Learning The Alters is less about finger skill and more about understanding how its systems interlock. Expect a handful of sessions where you’re still internalizing how fast the clock moves, how far you can safely travel, which resources bottleneck your progress, and how morale and rebellion actually work. Within 5–10 hours, most players will feel they can reliably get through days without disasters. From there, improvement is satisfying. You’ll design better base layouts, discover efficient mining routes, and develop a sense for when to risk pushing farther and when to cut your losses. You’ll also start to see how certain story triggers and Alter choices shape the final act, letting you aim for outcomes that fit your version of Jan. The ceiling isn’t endless—the campaign is finite and mechanics remain readable—but there’s enough depth that a second run on a tougher setting or with different choices can feel meaningfully sharper. The game asks for patience with some trial and error, and rewards you by making later days feel like a well-oiled machine you built yourself.

Tips

  • Don’t chase perfection in your first act; treat early mistakes as paid lessons that teach timing, layouts, and crew dynamics.
  • If systems feel overwhelming, lower economy or action difficulty so you can experiment without every misstep threatening the whole campaign.
  • After the first ending, decide if you actually want a second run; if yes, set a specific goal, like trying different Alters or a bolder philosophy.
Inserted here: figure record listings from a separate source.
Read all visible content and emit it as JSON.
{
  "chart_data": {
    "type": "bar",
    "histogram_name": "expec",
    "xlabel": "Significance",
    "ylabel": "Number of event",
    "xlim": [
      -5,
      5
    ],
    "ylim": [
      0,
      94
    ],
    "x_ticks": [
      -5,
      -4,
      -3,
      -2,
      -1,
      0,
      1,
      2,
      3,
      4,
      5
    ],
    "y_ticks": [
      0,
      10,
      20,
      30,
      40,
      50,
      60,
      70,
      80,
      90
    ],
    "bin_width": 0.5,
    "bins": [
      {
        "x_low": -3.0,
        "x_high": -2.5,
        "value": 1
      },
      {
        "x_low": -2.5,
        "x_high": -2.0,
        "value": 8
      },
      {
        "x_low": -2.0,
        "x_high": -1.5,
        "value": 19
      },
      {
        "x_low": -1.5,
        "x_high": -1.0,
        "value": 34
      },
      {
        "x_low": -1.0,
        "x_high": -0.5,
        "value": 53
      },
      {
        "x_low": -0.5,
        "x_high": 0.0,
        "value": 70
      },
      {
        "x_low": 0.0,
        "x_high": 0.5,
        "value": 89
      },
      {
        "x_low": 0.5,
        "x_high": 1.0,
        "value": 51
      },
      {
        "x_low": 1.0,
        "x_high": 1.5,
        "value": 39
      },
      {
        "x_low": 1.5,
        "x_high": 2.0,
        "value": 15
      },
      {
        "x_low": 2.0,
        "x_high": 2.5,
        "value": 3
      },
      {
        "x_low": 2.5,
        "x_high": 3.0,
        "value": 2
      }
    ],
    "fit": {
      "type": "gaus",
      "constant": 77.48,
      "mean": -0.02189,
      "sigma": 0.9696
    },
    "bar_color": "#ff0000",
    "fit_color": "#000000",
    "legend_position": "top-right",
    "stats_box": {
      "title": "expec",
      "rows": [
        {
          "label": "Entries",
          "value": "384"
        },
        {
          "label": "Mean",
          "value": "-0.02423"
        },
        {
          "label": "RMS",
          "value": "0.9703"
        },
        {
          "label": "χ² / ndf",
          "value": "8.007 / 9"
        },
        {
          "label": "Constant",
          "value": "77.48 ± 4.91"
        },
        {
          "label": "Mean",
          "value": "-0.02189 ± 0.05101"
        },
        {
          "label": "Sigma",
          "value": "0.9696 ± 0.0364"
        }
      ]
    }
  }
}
The Alters aims more for a slow, pressing tension than constant adrenaline. The clock keeps ticking, resources can run short, and a badly handled rebellion or missed deadline can derail your plans. Emotionally, the game doesn’t pull many punches: it digs into trauma, exploitation, and self‑loathing as Jan confronts different versions of his life. Conversations can be raw, and losing an Alter you’ve invested in hurts. What you won’t get is nonstop combat stress or horror-style jump scares. Most danger is telegraphed, and on the default difficulty, a thoughtful player rarely loses an entire run. Mistakes usually translate into a few rough in‑game days and some scrambling, not total collapse. You can also dial down the pressure with the softer settings or Relax Mode if you just want the story. So it’s emotionally intense in subject matter, but the moment-to-moment play is more about background anxiety and tough choices than heart‑pounding panic.

Tips

  • If you’ve had a rough day, consider using Relax Mode or easier settings so the survival layer doesn’t pile on extra stress.
  • When a day goes badly, step away for a few minutes before reloading or pushing on; that helps keep frustration from snowballing.
  • Lean into the heavy scenes when you’re in the right headspace, and don’t hesitate to take breaks after particularly tough story moments.